The winter holiday is a lovely time of year for most Americans when friends and family get together to celebrate, eat delectable cuisine, and spend time together. And although spending the holidays at home is undoubtedly something to remember, getting there may be a stressful nightmare. Plenty of unpleasant surprises are lying around the corner, from overbooked flights to hours spent stuck in traffic.
Many helpful holiday travel suggestions are available that can help you save time, money, and frustration whether you’re flying across the nation or taking your family on a brief road trip. Remember that the holiday travel season is the busiest period of the year; the American Automobile Association projects that 112.5 million Americans will travel by car or airplane in 2018 alone. There will inevitably be a mess on your trip because so many people are going at once. Consider these five easy holiday travel techniques to lessen stress and maintain your sanity before you embark on your next commute:
To save time and money, book your flight in advance.
Although arranging a trip is never simple, it is best to begin confirming your transportation plans as soon as possible. The optimal window for booking holiday tickets starts on September 25 and lasts through October 25, according to airline data gathered by AAA. The average ticket price falls by approximately $491 this month, and you may typically find excellent prices and availability that are ideally suited to your budget and unique travel plans.
Generally speaking, the cheap alternatives there are, the longer you wait to book your flight. In the weeks before Thanksgiving and Christmas, last-minute visitors might be able to get reasonable seating, but getting the best rates frequently necessitates some forethought.
Avert busiest travel days
Never undervalue the time you can lose looking for airport parking, sitting in security lines, and waiting for checked bags. While it’s true that standing in line for a long time during the holiday rush can’t always be avoided, there are frequent breaks in foot traffic that you might be able to take advantage of. The Transportation Security Administration estimates that more than 26.8 million travelers will pass through security screening checkpoints between November 22 and December 2, with 2.7 million passing through on the Wednesday before Thanksgiving alone.
Book a flight that departs on holiday to escape the airport crowds. Traveling around the holidays or on Thanksgiving or Christmas may not be ideal, but it can spare you from waiting in large lines before and after your trip. It may be advantageous to leave before (or after) the Christmas season’s busiest travel days, generally from December 20 to December 24, if you’re planning to travel by automobile.

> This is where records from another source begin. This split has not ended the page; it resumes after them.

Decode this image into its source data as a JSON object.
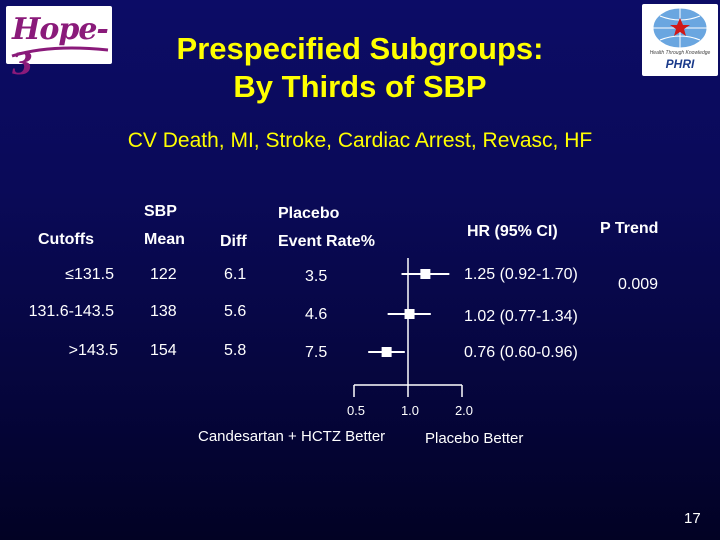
{
  "logos": {
    "left_text": "Hope-3",
    "right_text": "PHRI",
    "right_tagline": "Health Through Knowledge"
  },
  "title_line1": "Prespecified Subgroups:",
  "title_line2": "By Thirds of SBP",
  "subtitle": "CV Death, MI, Stroke, Cardiac Arrest, Revasc, HF",
  "headers": {
    "cutoffs": "Cutoffs",
    "sbp": "SBP",
    "mean": "Mean",
    "diff": "Diff",
    "placebo": "Placebo",
    "event_rate": "Event Rate%",
    "hr": "HR (95% CI)",
    "p_trend": "P Trend"
  },
  "rows": [
    {
      "cutoff": "≤131.5",
      "mean": "122",
      "diff": "6.1",
      "event_rate": "3.5",
      "hr_text": "1.25 (0.92-1.70)",
      "hr": 1.25,
      "lo": 0.92,
      "hi": 1.7
    },
    {
      "cutoff": "131.6-143.5",
      "mean": "138",
      "diff": "5.6",
      "event_rate": "4.6",
      "hr_text": "1.02 (0.77-1.34)",
      "hr": 1.02,
      "lo": 0.77,
      "hi": 1.34
    },
    {
      "cutoff": ">143.5",
      "mean": "154",
      "diff": "5.8",
      "event_rate": "7.5",
      "hr_text": "0.76 (0.60-0.96)",
      "hr": 0.76,
      "lo": 0.6,
      "hi": 0.96
    }
  ],
  "p_trend_value": "0.009",
  "axis": {
    "scale": "log",
    "ticks": [
      {
        "value": 0.5,
        "label": "0.5"
      },
      {
        "value": 1.0,
        "label": "1.0"
      },
      {
        "value": 2.0,
        "label": "2.0"
      }
    ]
  },
  "favor_left": "Candesartan + HCTZ Better",
  "favor_right": "Placebo Better",
  "page_number": "17"
}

Use as little luggage as you can
Packing lightly is one of the most straightforward strategies to reduce holiday travel costs and save time at the airport. Ideally, you’ll want to pack as much as possible into your family’s carry-on luggage and minimize the number of checked bags you bring. This can lower your overall airfare and spare you from spending hours after landing waiting for your luggage at the luggage carousel.
According to a U.S. Department of Transportation Air Travel Consumer Report, there is less than a 1% risk that a major airline will misplace your luggage, but it’s still vital to consider how it can affect your trip. It’s always a good idea to pack any gifts you’re bringing along in your carry-on bags, along with any essential personal goods.
Expect delays when traveling
Flight delays and bad weather can still slow or stop your holiday commute, even if your travel arrangements go off without a hitch. The Bureau of Transportation Statistics reports that in 2018, 99,093 flights were canceled entirely and that more than 19% of aviation in the United States experienced delays of at least 15 minutes. There are a few travel strategies that can keep you one step ahead of weather trends and airline cancellations, even though it isn’t much you can do to prevent them.
While most airlines have self-service kiosks where you can print your boarding tickets and check-in online, speaking with a professional can better understand potential delays. You might be able to rearrange planes or get last-minute seats if you go to the airport early, preventing you from being stranded with no other options.
Remember to arrange your return trip.
It’s simple to overlook the return trip when making travel arrangements for the holidays, but a choppy flight or long drive home may be very stressful. It may be beneficial to prolong your stay by one or two days after Christmas because the first few days after the holiday are frequently just as crowded for airports and roads as the week before. However, it’s crucial to remember that New Year’s Day ushers in a brand-new influx of holiday commuters to deal with. If you intend to drive home after the holidays, drive defensively and pay attention to your surroundings.